Appunti e disappunti

Qualcuno l’altro giorno mi ha chiesto se credo nel soprannaturale. Credere... siamo costretti a credere, perché non riusciamo a vivere il sublime. Soprannaturale? Come se sapessimo che cosa sia la natura, di cui oggi aleggiano solo livide larve, come se sapessimo per quale ragione l’universo si sia paralizzato nel mutismo degli spazi vuoti, neri.

Il pianeta sta agonizzando: l’esistenza si consuma sotto un cielo acrilico. Ci hanno cancellato la luce, sottratto il tempo imprigionato nelle scadenze, nei ritmi aridi di giorni tutti uguali, uno più disgregato dell’altro. Ci intossicano la mente ed il corpo.

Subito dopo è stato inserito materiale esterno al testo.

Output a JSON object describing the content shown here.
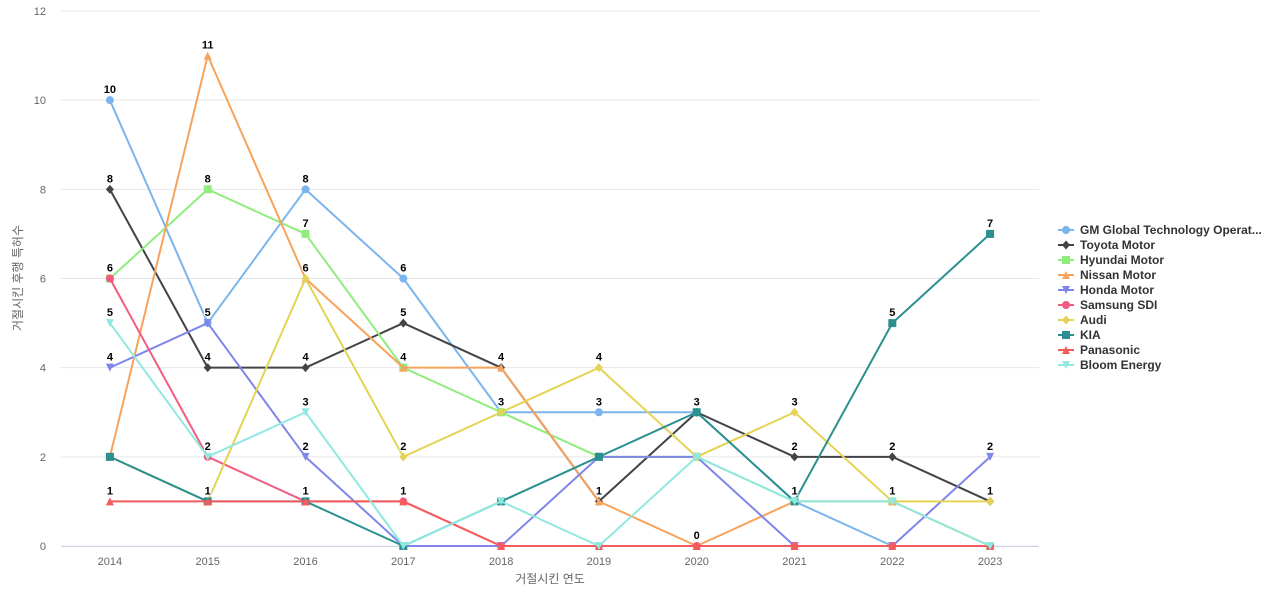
{
  "chart_data": {
    "type": "line",
    "xlabel": "거절시킨 연도",
    "ylabel": "거절시킨 후행 특허수",
    "ylim": [
      0,
      12
    ],
    "yticks": [
      0,
      2,
      4,
      6,
      8,
      10,
      12
    ],
    "categories": [
      "2014",
      "2015",
      "2016",
      "2017",
      "2018",
      "2019",
      "2020",
      "2021",
      "2022",
      "2023"
    ],
    "grid": true,
    "legend_position": "right",
    "series": [
      {
        "name": "GM Global Technology Operat...",
        "color": "#7cb5ec",
        "marker": "circle",
        "values": [
          10,
          5,
          8,
          6,
          3,
          3,
          3,
          1,
          0,
          0
        ],
        "labels": [
          true,
          true,
          true,
          true,
          true,
          true,
          false,
          false,
          false,
          false
        ]
      },
      {
        "name": "Toyota Motor",
        "color": "#434348",
        "marker": "diamond",
        "values": [
          8,
          4,
          4,
          5,
          4,
          1,
          3,
          2,
          2,
          1
        ],
        "labels": [
          true,
          true,
          true,
          true,
          true,
          true,
          true,
          true,
          true,
          true
        ]
      },
      {
        "name": "Hyundai Motor",
        "color": "#90ed7d",
        "marker": "square",
        "values": [
          6,
          8,
          7,
          4,
          3,
          2,
          2,
          1,
          1,
          0
        ],
        "labels": [
          false,
          true,
          true,
          true,
          false,
          false,
          false,
          false,
          false,
          false
        ]
      },
      {
        "name": "Nissan Motor",
        "color": "#f7a35c",
        "marker": "triangle",
        "values": [
          2,
          11,
          6,
          4,
          4,
          1,
          0,
          1,
          1,
          0
        ],
        "labels": [
          false,
          true,
          true,
          false,
          false,
          false,
          true,
          false,
          false,
          false
        ]
      },
      {
        "name": "Honda Motor",
        "color": "#8085e9",
        "marker": "triangle-down",
        "values": [
          4,
          5,
          2,
          0,
          0,
          2,
          2,
          0,
          0,
          2
        ],
        "labels": [
          true,
          true,
          true,
          false,
          false,
          false,
          false,
          false,
          false,
          true
        ]
      },
      {
        "name": "Samsung SDI",
        "color": "#f15c80",
        "marker": "circle",
        "values": [
          6,
          2,
          1,
          1,
          0,
          0,
          0,
          0,
          0,
          0
        ],
        "labels": [
          true,
          true,
          false,
          false,
          false,
          false,
          false,
          false,
          false,
          false
        ]
      },
      {
        "name": "Audi",
        "color": "#e4d354",
        "marker": "diamond",
        "values": [
          2,
          1,
          6,
          2,
          3,
          4,
          2,
          3,
          1,
          1
        ],
        "labels": [
          false,
          false,
          false,
          true,
          false,
          true,
          false,
          true,
          true,
          false
        ]
      },
      {
        "name": "KIA",
        "color": "#2b908f",
        "marker": "square",
        "values": [
          2,
          1,
          1,
          0,
          1,
          2,
          3,
          1,
          5,
          7
        ],
        "labels": [
          false,
          false,
          false,
          false,
          false,
          false,
          true,
          false,
          true,
          true
        ]
      },
      {
        "name": "Panasonic",
        "color": "#f45b5b",
        "marker": "triangle",
        "values": [
          1,
          1,
          1,
          1,
          0,
          0,
          0,
          0,
          0,
          0
        ],
        "labels": [
          true,
          true,
          true,
          true,
          false,
          false,
          false,
          false,
          false,
          false
        ]
      },
      {
        "name": "Bloom Energy",
        "color": "#91e8e1",
        "marker": "triangle-down",
        "values": [
          5,
          2,
          3,
          0,
          1,
          0,
          2,
          1,
          1,
          0
        ],
        "labels": [
          true,
          false,
          true,
          false,
          false,
          false,
          false,
          true,
          false,
          false
        ]
      }
    ]
  }
}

Di fronte all’enigma alcuni ci sanno solo ammannire teorie: buttano un’equazione qui, una matrice là; snocciolano astrusità e fumisterie e tutto è chiaro, spiegato, finalmente. Altri spiattellano elucubrazioni “esoteriche”, ma sono riti e concetti insulsi, cialtroneschi, caricature di parodie.

Certi si angustiano perché l’umanità, di questo passo, si estinguerà, ma non si sono accorti che l’uomo si è già estinto.

Con chi coabiteremo nel deserto?

Perché tutto questo? Perché il mondo è al contrario? E’ un luogo dove si è costretti a camminare capovolti. Né i dogmi né le astrazioni sono risposte. Cianfrusaglie: ne abbiamo a bizzeffe.

Forse soltanto chi non ha compreso ha intuito, ma la parola che definisca la terrificante meraviglia della vita non è stata ancora pronunciata.